В этом производстве любой ценой, в этом современном таинстве секса заключается такой терроризм, такая стратегия уничтожения, что кажется непонятным, почему бы, если только не ради красоты парадокса, не увидеть здесь подавления. Или, может быть, дело в том, что этот термин недостаточно выразителен. Фуко не хочет говорить о подавлении, но что же еще такое эта медленно развивающаяся и грубая ментальная инфекция секса, с которым в прошлом могла сравниться только инфекция души (см. у Ницше – инфекция секса, это, впрочем, только историческое и ментальное возвращение инфекции души под знаком материалистического второго пришествия).
По правде говоря, спорить о словах бесполезно. Можно сказать, предписание говорить о сексе – первично, а подавление – просто обходной маневр (вполне согласен, но тогда труд и эксплуатация – тоже не более чем обходной маневр и алиби других, более фундаментальных вещей); или: вытеснение – первично, а дискурс о сексе – только более современный его вариант («репрессивная десублимация»). По существу, обе гипотезы мало что меняют. В первой гипотезе (принадлежащей Фуко) главная проблема состоит в том, что если где-то и существовало подавление или, по крайней мере, эффект подавления (а этого нельзя оспаривать), то объяснить его невозможно. Почему воображаемое подавления необходимо для того, чтобы сохранить равновесие разным видам власти, если они живут за счет индукции, производства и вымогательства дискурса? Напротив, становится более понятным, почему дискурс, метаустойчивая система, следует за подавлением, которое не что иное, как неустойчивая система власти.

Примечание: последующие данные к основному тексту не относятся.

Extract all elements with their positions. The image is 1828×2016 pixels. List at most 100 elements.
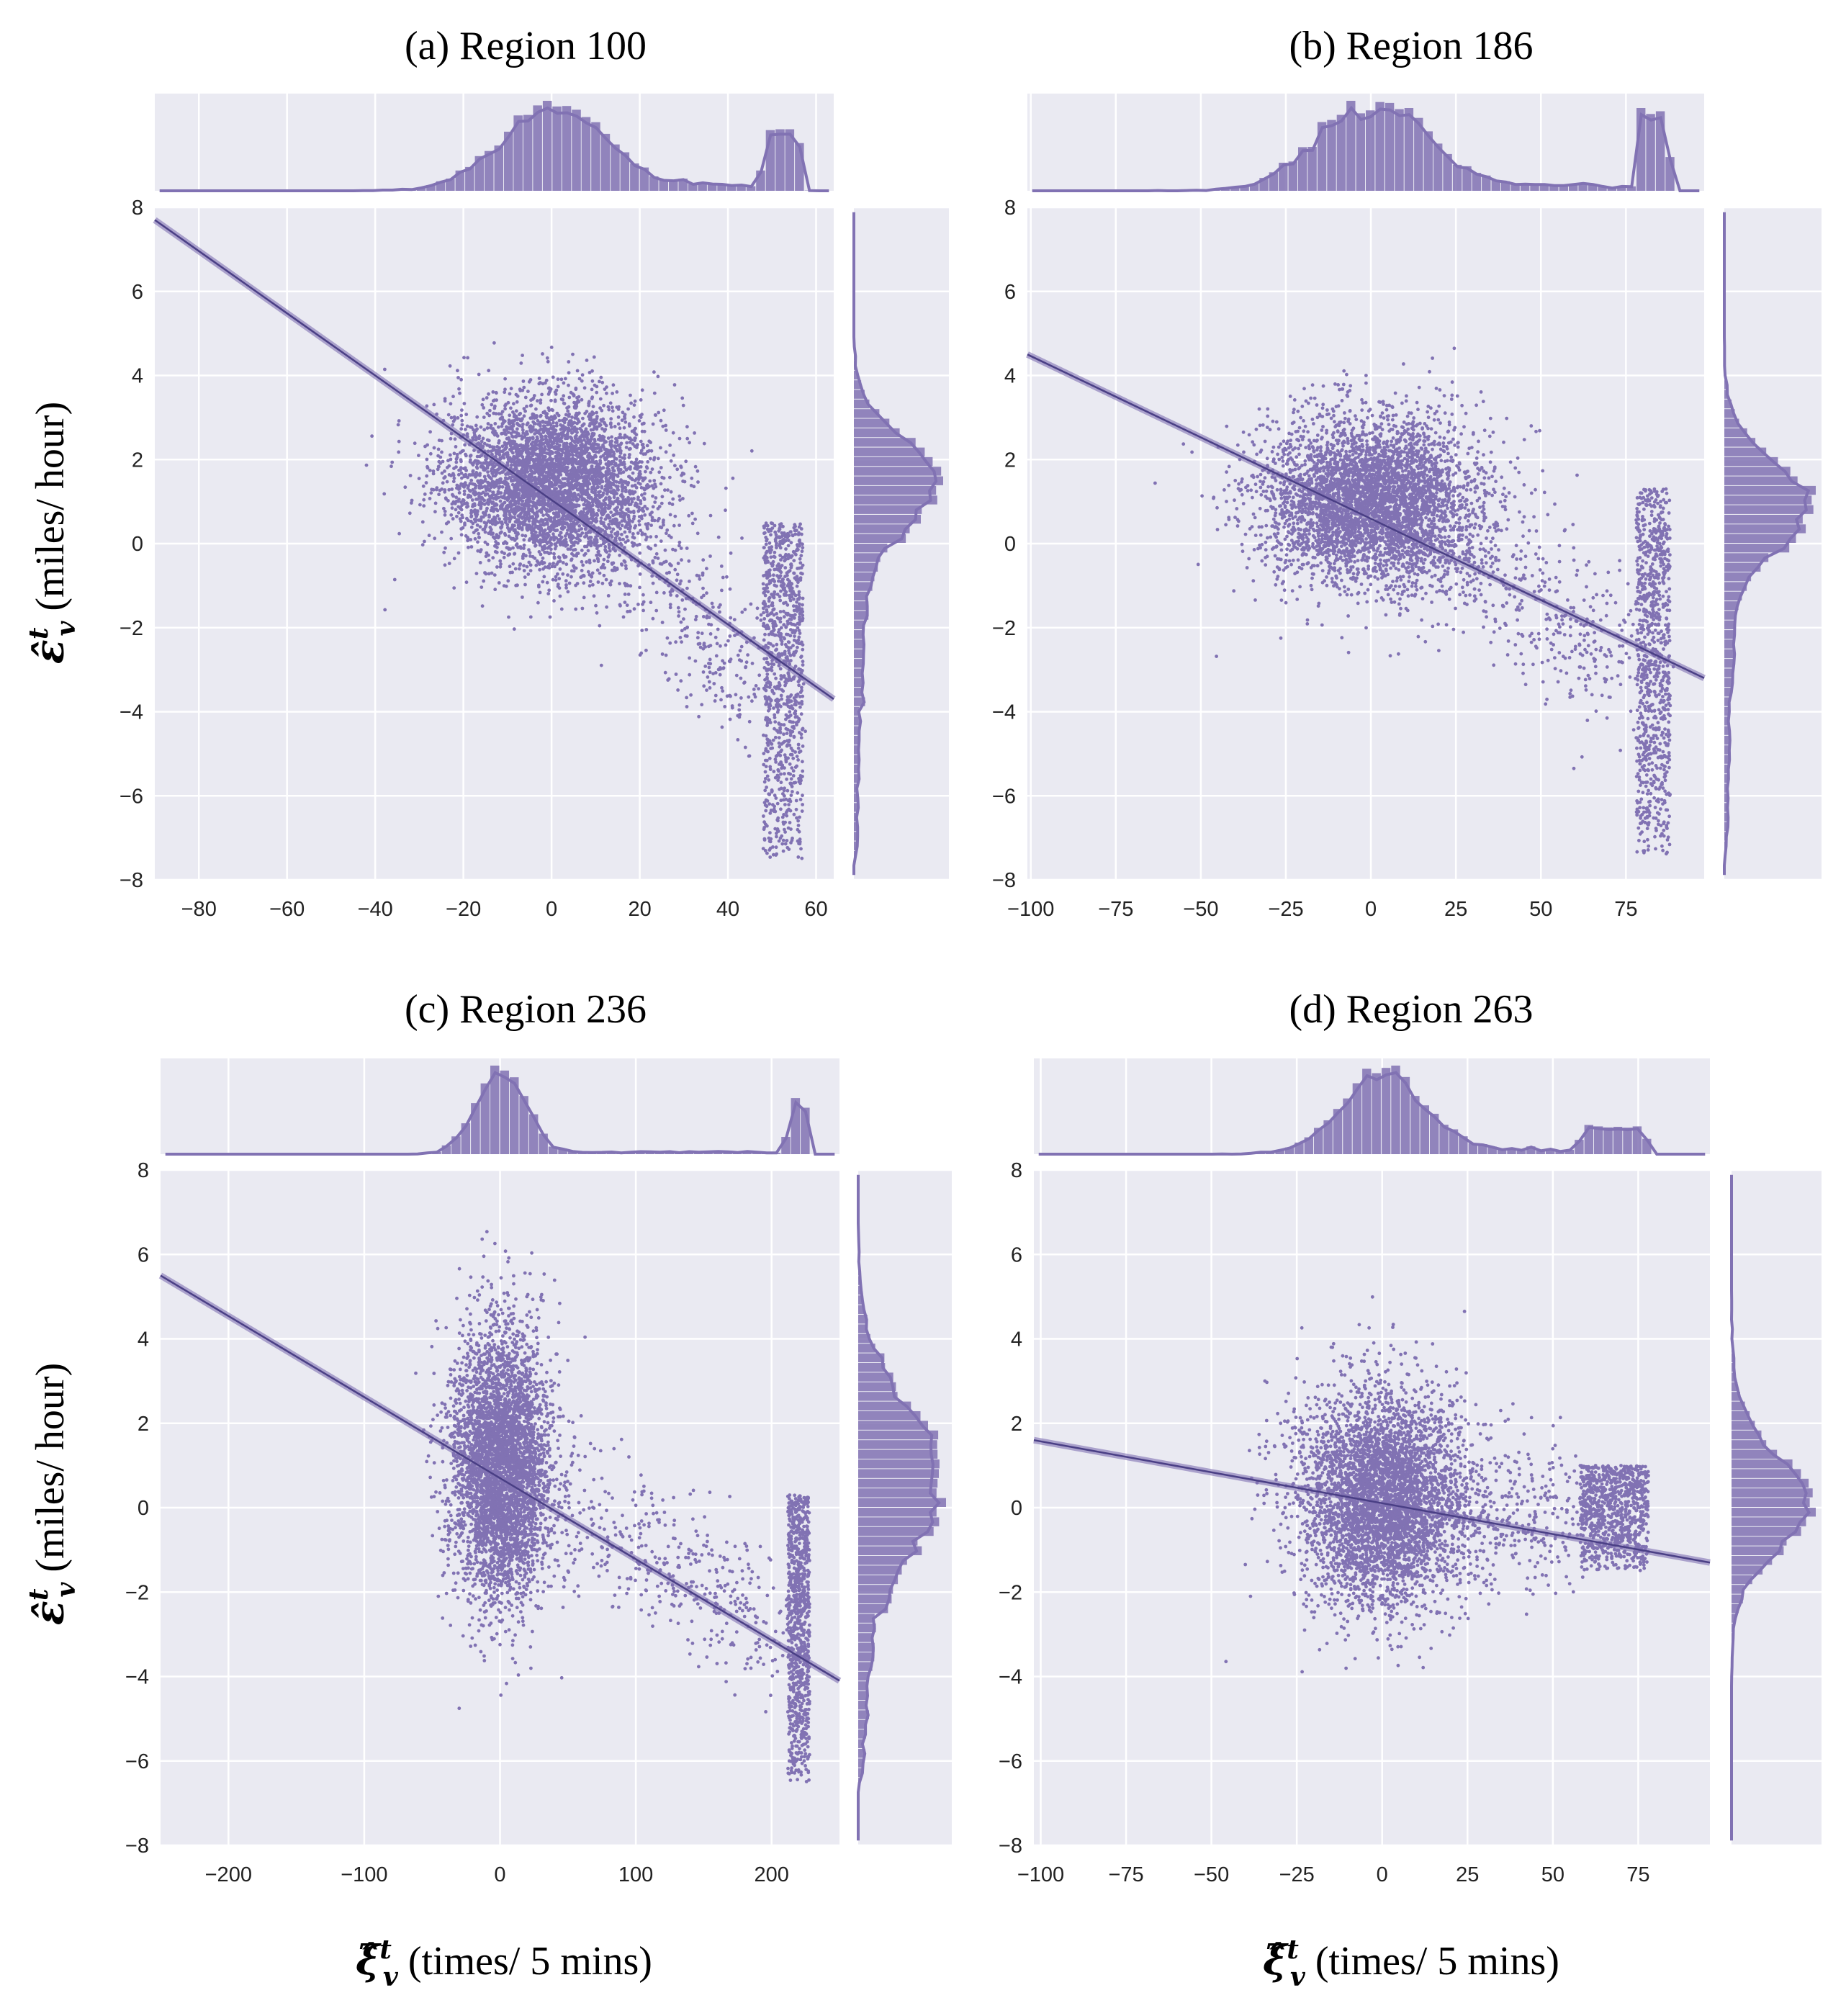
scatter-point [516,432,521,436]
scatter-point [775,647,778,652]
scatter-point [591,428,595,432]
scatter-point [666,488,670,492]
scatter-point [450,487,454,491]
scatter-point [636,481,641,485]
scatter-point [557,418,562,423]
scatter-point [553,464,557,469]
scatter-point [784,611,788,616]
scatter-point [562,444,567,449]
scatter-point [485,509,488,513]
scatter-point [623,420,628,424]
scatter-point [600,512,604,516]
scatter-point [540,438,544,442]
scatter-point [779,780,783,785]
scatter-point [642,429,647,433]
scatter-point [428,430,432,434]
scatter-point [459,500,463,504]
scatter-point [545,356,549,360]
scatter-point [426,464,429,469]
scatter-point [417,454,420,457]
scatter-point [778,542,782,546]
scatter-point [515,454,519,458]
scatter-point [527,519,531,523]
scatter-point [645,466,649,470]
scatter-point [801,546,805,550]
scatter-point [556,384,560,389]
scatter-point [767,595,772,600]
scatter-point [539,398,543,402]
scatter-point [616,422,621,426]
scatter-point [445,480,449,484]
scatter-point [587,501,592,505]
scatter-point [505,498,510,502]
scatter-point [650,484,654,488]
scatter-point [781,580,785,585]
scatter-point [798,731,801,734]
scatter-point [783,842,788,846]
scatter-point [472,509,477,513]
scatter-point [547,487,551,492]
scatter-point [564,377,567,381]
scatter-point [552,492,557,497]
scatter-point [562,428,567,433]
scatter-point [664,428,668,432]
scatter-point [477,531,481,536]
scatter-point [801,542,804,546]
scatter-point [522,538,526,542]
scatter-point [456,416,460,420]
scatter-point [801,793,804,798]
scatter-point [590,575,594,579]
scatter-point [454,460,459,464]
scatter-point [523,582,527,587]
scatter-point [464,413,469,416]
scatter-point [505,454,509,458]
scatter-point [492,509,495,513]
scatter-point [641,479,645,482]
scatter-point [781,792,785,796]
scatter-point [559,458,562,462]
scatter-point [522,385,526,390]
scatter-point [788,772,793,776]
scatter-point [685,436,690,441]
scatter-point [626,526,630,531]
scatter-point [541,513,545,517]
scatter-point [513,523,516,528]
scatter-point [525,564,529,569]
scatter-point [599,455,603,459]
scatter-point [789,777,793,781]
x-tick-label: 40 [716,898,739,921]
scatter-point [515,542,519,546]
scatter-point [783,575,787,579]
scatter-point [527,379,531,384]
scatter-point [456,510,461,515]
scatter-point [571,392,575,396]
scatter-point [493,422,497,426]
scatter-point [573,529,577,534]
scatter-point [692,485,696,489]
scatter-point [451,500,456,504]
scatter-point [434,487,438,492]
scatter-point [673,514,677,518]
scatter-point [708,554,712,558]
scatter-point [785,809,789,813]
scatter-point [770,668,774,672]
scatter-point [562,460,567,464]
scatter-point [635,444,639,448]
scatter-point [444,546,447,550]
scatter-point [440,438,444,443]
scatter-point [527,455,531,459]
scatter-point [585,440,588,444]
scatter-point [547,386,551,390]
scatter-point [596,438,600,441]
scatter-point [690,511,694,516]
scatter-point [443,469,446,473]
scatter-point [543,565,547,569]
y-tick-label: 8 [132,197,143,220]
scatter-point [597,508,600,513]
scatter-point [533,422,537,426]
scatter-point [618,433,622,436]
scatter-point [510,446,513,450]
scatter-point [469,454,473,457]
scatter-point [638,414,642,418]
scatter-point [775,642,779,647]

Если секс существует только как сказанное, выраженное в дискурсе, как признание, то что же существовало до того, как о нем заговорили? Какой разрыв создает этот дискурс о сексе и в отношении чего? Понятно, какие новые виды власти группируются вокруг него, но какая перипетия власти его порождает? Что он нейтрализует, что он улаживает, что завершает[8] (а иначе, кто может претендовать на то, чтобы покончить с ним, как говорится на с. 213), «освободиться от инстанций секса»?). С какой бы стороны мы ни посмотрели на это, «заставить секс что-то означать» – не такое уж невинное предприятие, власть от чего-то отталкивается (в противном случае не было бы даже тех форм сопротивления, которые мы обнаруживаем на с. 127), она что-то исключает, разделяет, отрицает, чтобы у нее появилась возможность приступить к «производству реального», производить реальность. Только исходя из этого, можно понять новую – катастрофическую на этот раз – перипетию власти, заключающуюся в том, что ей не удается больше производить реальность, воспроизводить себя в качестве реального, открывать новые пространства принципу реальности, что она впадает в гиперреальность и улетучивается, а это – конец власти, конец стратегии реального.
8
Согласно Фуко, этот разрыв кладет конец «телу и его удовольствиям», невинности либертинажа, ars erotica (откуда у нас сохранились некоторые слова: соблазн, очарование, чувственность, наслаждение, само «удовольствие», сладострастие, о котором мы больше не осмеливаемся говорить, – слова, которые ни сексу, ни психоанализу не удалось ни присвоить себе, ни дискредитировать их в своем дискурсе). Я думаю, что этот разрыв кладет конец чему-то более радикальному, тому положению вещей, при котором не только секс и желание, но и тело, и удовольствие не определяются как таковые, подобно тому как дискурс производства кладет конец режиму, в котором не существует не только меновой, но и потребительской стоимости. Потребительская стоимость – это последнее алиби как в сексе, так и в производстве. И боюсь, что у Фуко «удовольствия» еще противопоставляются «меновой стоимости сексуального» только в той мере, в какой они представляют потребительскую стоимость тела (англ.).